Organic Certification Status:
Yes, fully approved for certified organic production
Bradyrhizobium elkanii is a naturally occurring, non-GMO soil bacterium
Meets IFOAM (International Federation of Organic Agriculture Movements) standards
Complies with organic certification requirements (USDA National Organic Program, EU Organic Regulation, others)
Organic system benefits:
Eliminates synthetic nitrogen fertilizer requirement
Supports crop rotation strategies
Improves soil biological diversity
Aligns with organic philosophy of biological nutrient cycling
Recommendations for organic farmers:
Use seed treatments rather than synthetic fungicide combinations
Apply biological inoculants early (seed or pre-plant)
Avoid synthetic fungicides during critical nodulation period (first 4–6 weeks)
Incorporate into comprehensive organic management (crop rotation, adequate organic matter, proper pH)
Connecting B. elkanii and P. azotofixans
While Bradyrhizobium elkanii and Paenibacillus azotofixans represent distinct nitrogen-fixing strategies, both contribute to agricultural sustainability:
Characteristic | B. elkanii | P. azotofixans |
Nitrogen fixation strategy | Symbiotic (nodulation) | Free-living soil |
Host range | Legumes (highly specific) | Broad host range (all crops) |
Nitrogen contribution | 100–300 kg N/ha/season | 20–50 kg N/ha/season |
Nodule formation | Yes; essential | No |
PGPR functions | Limited (nodulation-focused) | Multiple (IAA, GA, biocontrol) |
Best use | Legume crops | Non-legumes and supplementary legume inoculation |
Interaction | Can compete for nodule occupancy | Complementary; enhances B. elkanii effectiveness via IAA production |
Integrated Approach: In diversified farming systems, B. elkanii inoculant for legume crops followed by P. azotofixans for non-legume crops creates a comprehensive biological nitrogen management strategy.
Conclusion
Bradyrhizobium elkanii represents a cornerstone microorganism for sustainable legume production.

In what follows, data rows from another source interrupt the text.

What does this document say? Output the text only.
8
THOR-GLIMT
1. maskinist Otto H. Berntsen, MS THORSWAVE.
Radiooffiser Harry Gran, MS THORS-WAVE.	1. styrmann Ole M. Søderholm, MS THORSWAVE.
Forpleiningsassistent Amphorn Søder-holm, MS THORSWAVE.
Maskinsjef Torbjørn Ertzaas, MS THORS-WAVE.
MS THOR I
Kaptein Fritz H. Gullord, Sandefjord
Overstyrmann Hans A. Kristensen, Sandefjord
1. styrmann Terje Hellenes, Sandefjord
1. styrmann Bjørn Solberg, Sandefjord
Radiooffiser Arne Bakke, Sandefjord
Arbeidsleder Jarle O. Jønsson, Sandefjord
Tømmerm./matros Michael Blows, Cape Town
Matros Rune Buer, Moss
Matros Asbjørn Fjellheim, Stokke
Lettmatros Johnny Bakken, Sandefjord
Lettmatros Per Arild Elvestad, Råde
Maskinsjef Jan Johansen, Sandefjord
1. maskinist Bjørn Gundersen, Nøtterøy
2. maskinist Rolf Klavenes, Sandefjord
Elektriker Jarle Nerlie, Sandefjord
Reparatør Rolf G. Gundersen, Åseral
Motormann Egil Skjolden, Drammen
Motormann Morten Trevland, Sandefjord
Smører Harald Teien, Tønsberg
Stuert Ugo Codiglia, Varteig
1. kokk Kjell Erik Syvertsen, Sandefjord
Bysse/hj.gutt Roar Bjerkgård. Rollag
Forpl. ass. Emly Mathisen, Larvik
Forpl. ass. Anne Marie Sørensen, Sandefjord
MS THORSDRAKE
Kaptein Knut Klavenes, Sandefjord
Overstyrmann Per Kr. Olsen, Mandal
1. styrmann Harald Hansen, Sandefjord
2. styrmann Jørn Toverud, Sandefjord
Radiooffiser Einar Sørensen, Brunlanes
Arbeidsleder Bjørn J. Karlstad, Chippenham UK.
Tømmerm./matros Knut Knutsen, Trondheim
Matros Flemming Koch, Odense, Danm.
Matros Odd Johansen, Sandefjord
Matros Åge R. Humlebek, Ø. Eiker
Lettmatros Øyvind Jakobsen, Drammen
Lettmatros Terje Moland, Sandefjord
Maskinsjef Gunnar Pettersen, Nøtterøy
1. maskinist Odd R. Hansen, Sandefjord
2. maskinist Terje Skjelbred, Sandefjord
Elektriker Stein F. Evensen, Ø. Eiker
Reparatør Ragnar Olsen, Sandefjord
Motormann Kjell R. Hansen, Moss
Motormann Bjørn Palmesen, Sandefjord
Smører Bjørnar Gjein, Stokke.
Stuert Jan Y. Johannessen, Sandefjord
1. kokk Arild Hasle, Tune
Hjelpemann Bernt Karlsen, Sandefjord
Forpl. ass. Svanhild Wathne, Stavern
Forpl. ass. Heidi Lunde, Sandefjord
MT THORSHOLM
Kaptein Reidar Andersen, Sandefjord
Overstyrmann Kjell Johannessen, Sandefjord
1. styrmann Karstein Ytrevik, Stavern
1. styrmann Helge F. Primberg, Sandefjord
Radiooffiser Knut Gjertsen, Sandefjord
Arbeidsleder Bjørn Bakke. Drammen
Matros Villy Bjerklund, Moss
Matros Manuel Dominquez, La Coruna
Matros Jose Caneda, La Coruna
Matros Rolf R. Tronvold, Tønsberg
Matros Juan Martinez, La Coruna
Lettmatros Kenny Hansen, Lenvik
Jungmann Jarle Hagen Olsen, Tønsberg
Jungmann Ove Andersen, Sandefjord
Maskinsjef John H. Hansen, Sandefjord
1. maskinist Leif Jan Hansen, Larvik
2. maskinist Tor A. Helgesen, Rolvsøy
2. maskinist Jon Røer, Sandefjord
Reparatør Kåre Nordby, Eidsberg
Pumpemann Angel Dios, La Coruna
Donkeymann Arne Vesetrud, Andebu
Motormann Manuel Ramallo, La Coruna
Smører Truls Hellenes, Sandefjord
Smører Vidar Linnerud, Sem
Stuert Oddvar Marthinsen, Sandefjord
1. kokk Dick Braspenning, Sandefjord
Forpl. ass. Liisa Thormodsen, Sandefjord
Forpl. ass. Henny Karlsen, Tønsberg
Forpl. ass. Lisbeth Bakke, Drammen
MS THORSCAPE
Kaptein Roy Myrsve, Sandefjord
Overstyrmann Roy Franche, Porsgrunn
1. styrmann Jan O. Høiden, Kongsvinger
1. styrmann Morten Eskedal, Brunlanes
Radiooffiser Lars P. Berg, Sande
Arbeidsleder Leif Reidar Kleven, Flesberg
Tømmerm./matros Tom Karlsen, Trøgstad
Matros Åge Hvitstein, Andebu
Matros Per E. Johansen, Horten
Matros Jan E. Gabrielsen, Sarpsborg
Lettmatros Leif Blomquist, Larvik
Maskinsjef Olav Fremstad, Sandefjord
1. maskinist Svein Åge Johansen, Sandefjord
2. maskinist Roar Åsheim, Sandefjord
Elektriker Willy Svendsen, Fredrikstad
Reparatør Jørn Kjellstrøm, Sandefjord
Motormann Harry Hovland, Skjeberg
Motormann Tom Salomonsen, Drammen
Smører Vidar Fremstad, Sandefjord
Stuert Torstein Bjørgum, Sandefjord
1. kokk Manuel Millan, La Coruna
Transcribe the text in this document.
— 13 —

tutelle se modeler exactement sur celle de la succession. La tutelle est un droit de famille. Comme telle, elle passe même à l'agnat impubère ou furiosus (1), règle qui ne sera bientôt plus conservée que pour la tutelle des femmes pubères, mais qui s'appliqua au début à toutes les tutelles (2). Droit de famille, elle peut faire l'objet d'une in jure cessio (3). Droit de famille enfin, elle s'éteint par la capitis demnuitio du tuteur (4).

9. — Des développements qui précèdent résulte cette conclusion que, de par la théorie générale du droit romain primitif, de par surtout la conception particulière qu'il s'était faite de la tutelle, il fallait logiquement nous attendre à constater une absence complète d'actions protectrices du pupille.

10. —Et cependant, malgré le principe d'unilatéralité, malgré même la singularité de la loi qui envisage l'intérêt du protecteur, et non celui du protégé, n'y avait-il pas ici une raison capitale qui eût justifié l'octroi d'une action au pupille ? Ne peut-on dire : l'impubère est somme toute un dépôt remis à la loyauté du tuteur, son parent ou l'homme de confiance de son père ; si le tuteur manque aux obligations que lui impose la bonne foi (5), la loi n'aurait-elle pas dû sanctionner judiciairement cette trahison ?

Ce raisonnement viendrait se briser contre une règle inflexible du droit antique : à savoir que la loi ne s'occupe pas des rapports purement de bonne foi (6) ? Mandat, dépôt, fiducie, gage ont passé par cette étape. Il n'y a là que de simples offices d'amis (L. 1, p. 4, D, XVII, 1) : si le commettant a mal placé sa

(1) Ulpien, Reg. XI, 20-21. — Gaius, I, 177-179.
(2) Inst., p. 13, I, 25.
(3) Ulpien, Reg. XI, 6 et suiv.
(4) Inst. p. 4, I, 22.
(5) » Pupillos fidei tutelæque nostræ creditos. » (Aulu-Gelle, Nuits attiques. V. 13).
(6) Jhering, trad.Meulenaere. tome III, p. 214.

Its sophisticated molecular mechanisms for host recognition, infection, and nitrogen fixation, combined with practical agricultural benefits, make it indispensable for modern sustainable agriculture. With proper strain selection, timing, and integration with complementary practices, B. elkanii inoculation can significantly improve crop yields, reduce fertilizer dependency, and enhance soil health across diverse agroecosystems.